File /anaconda/envs/azureml_py38/lib/python3.8/site-packages/statsforecast/core.py:681, in _StatsForecast._parse_X_level(self, h, X, level)
677 raise ValueError(
678 f"Expected X to have shape {expected_shape}, but got {X.shape}"
679 )
680 first_col = [c for c in X.columns if c not in (self.id_col, self.time_col)][0]
--> 681 _, _, data, indptr, _ = ufp.process_df(X, self.id_col, self.time_col, first_col)
682 return GroupedArray(data, indptr), level

File /anaconda/envs/azureml_py38/lib/python3.8/site-packages/utilsforecast/processing.py:657, in process_df(df, id_col, time_col, target_col)
635 """Extract components from dataframe
636
637 Parameters
(...)
654 If the data is already sorted this is None.
655 """
656 # validations
--> 657 validate_format(df, id_col, time_col, target_col)
659 # ids
660 id_counts = counts_by_id(df, id_col)

File /anaconda/envs/azureml_py38/lib/python3.8/site-packages/utilsforecast/validation.py:130, in validate_format(df, id_col, time_col, target_col)
128 is_numeric = target.is_numeric()
129 if not is_numeric:
--> 130 raise ValueError(
131 f"The target column ('{target_col}') should have a numeric data type, got '{target.dtype}')"
132 )

ValueError: The target column ('static_0') should have a numeric data type, got 'category')

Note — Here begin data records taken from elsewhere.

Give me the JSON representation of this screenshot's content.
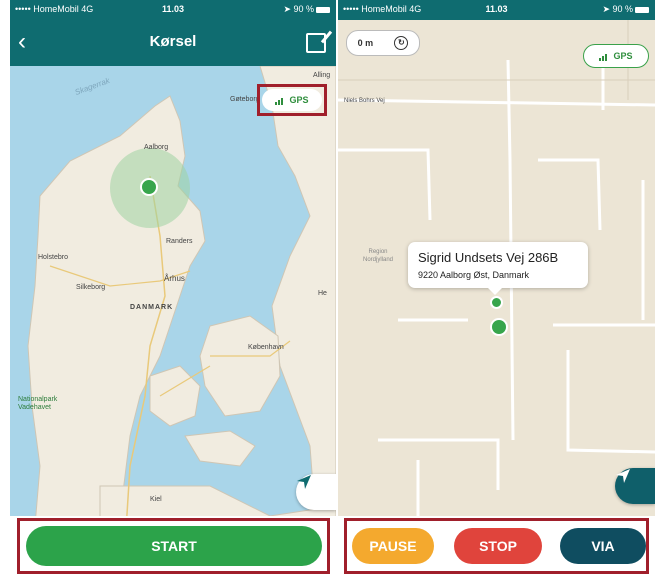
{
  "left_screen": {
    "status": {
      "carrier": "••••• HomeMobil 4G",
      "time": "11.03",
      "battery": "90 %"
    },
    "title": "Kørsel",
    "gps_label": "GPS",
    "map_labels": {
      "skagerrak": "Skagerrak",
      "gateborg": "Gøteborg",
      "alingsas": "Alling",
      "aalborg": "Aalborg",
      "randers": "Randers",
      "holstebro": "Holstebro",
      "silkeborg": "Silkeborg",
      "aarhus": "Århus",
      "danmark": "DANMARK",
      "kobenhavn": "København",
      "nationalpark": "Nationalpark Vadehavet",
      "kiel": "Kiel",
      "he": "He"
    },
    "start_label": "START"
  },
  "right_screen": {
    "status": {
      "carrier": "••••• HomeMobil 4G",
      "time": "11.03",
      "battery": "90 %"
    },
    "distance": "0 m",
    "gps_label": "GPS",
    "road_label": "Niels Bohrs Vej",
    "region_label": "Region Nordjylland",
    "callout": {
      "street": "Sigrid Undsets Vej 286B",
      "city": "9220 Aalborg Øst, Danmark"
    },
    "pause_label": "PAUSE",
    "stop_label": "STOP",
    "via_label": "VIA"
  },
  "colors": {
    "header": "#0f6c70",
    "start": "#2ca34a",
    "pause": "#f4a92e",
    "stop": "#e0443c",
    "via": "#0f4d60",
    "highlight": "#a01f2b"
  }
}
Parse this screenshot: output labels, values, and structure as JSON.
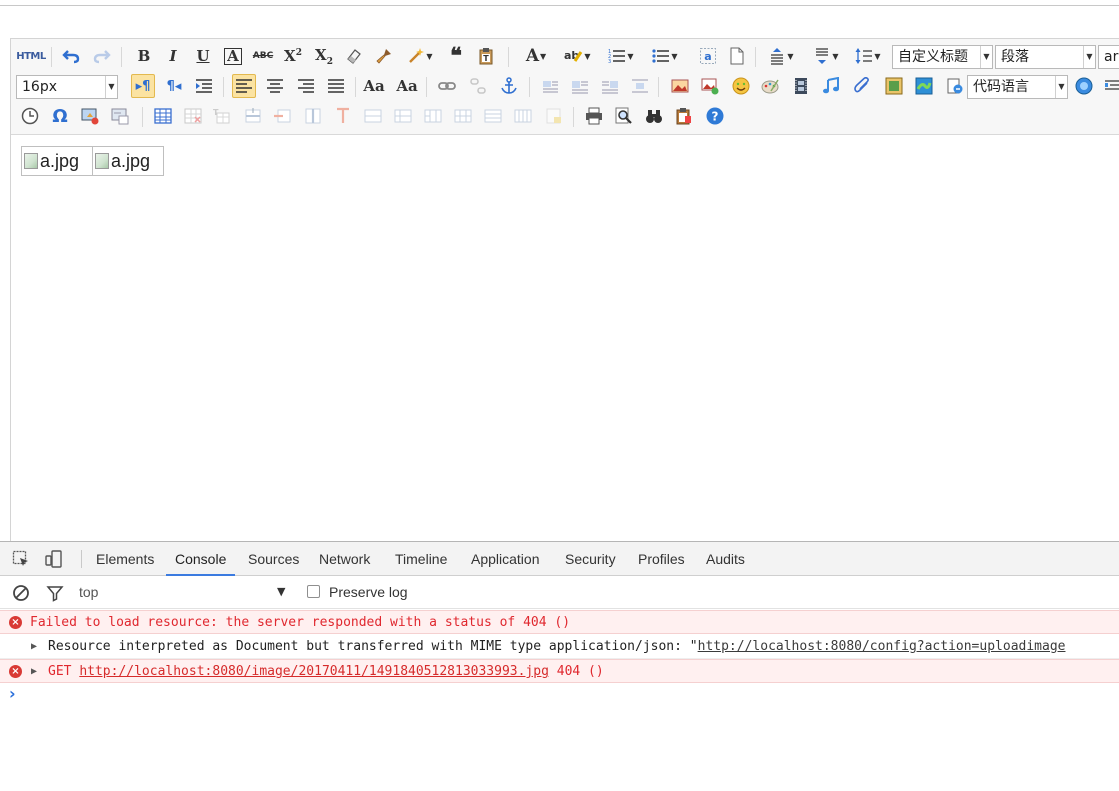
{
  "toolbar": {
    "row1": {
      "html_label": "HTML",
      "custom_heading": "自定义标题",
      "paragraph": "段落",
      "font_family_partial": "ar"
    },
    "row2": {
      "font_size": "16px",
      "code_language": "代码语言"
    }
  },
  "content": {
    "images": [
      {
        "alt": "a.jpg"
      },
      {
        "alt": "a.jpg"
      }
    ]
  },
  "devtools": {
    "tabs": [
      "Elements",
      "Console",
      "Sources",
      "Network",
      "Timeline",
      "Application",
      "Security",
      "Profiles",
      "Audits"
    ],
    "active_tab": "Console",
    "context": "top",
    "preserve_log_label": "Preserve log",
    "preserve_log_checked": false,
    "logs": [
      {
        "level": "error",
        "text": "Failed to load resource: the server responded with a status of 404 ()"
      },
      {
        "level": "info",
        "prefix": "Resource interpreted as Document but transferred with MIME type application/json: \"",
        "link": "http://localhost:8080/config?action=uploadimage"
      },
      {
        "level": "error",
        "prefix": "GET ",
        "link": "http://localhost:8080/image/20170411/1491840512813033993.jpg",
        "suffix": " 404 ()"
      }
    ],
    "prompt": "›"
  },
  "colors": {
    "active_tab_underline": "#3b7be0",
    "error_text": "#e0282f",
    "error_bg": "#fff0f0",
    "active_button_bg": "#fbe3a2",
    "help_icon": "#2f7ad6"
  }
}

Answer 5 · 2024-07-04T21:24:06.000Z

Can you try upgrading utilsforecast? pip install --upgrade utilsforecast

Answer 6 · 2024-07-05T10:50:05.000Z

Tried that. Still having the same issue.

Answer 7 · 2024-07-05T11:11:19.000Z

Just updated Statsforecast and the chunk you provided works, but having the same issue with my dataset. I have no idea why the shape error is being shown where my input and output correspond to the correct shapes and it works fine with pmdarima.

Answer 8 · 2024-07-05T15:35:55.000Z

Anyways solved it by predicting the exogenous features for test set.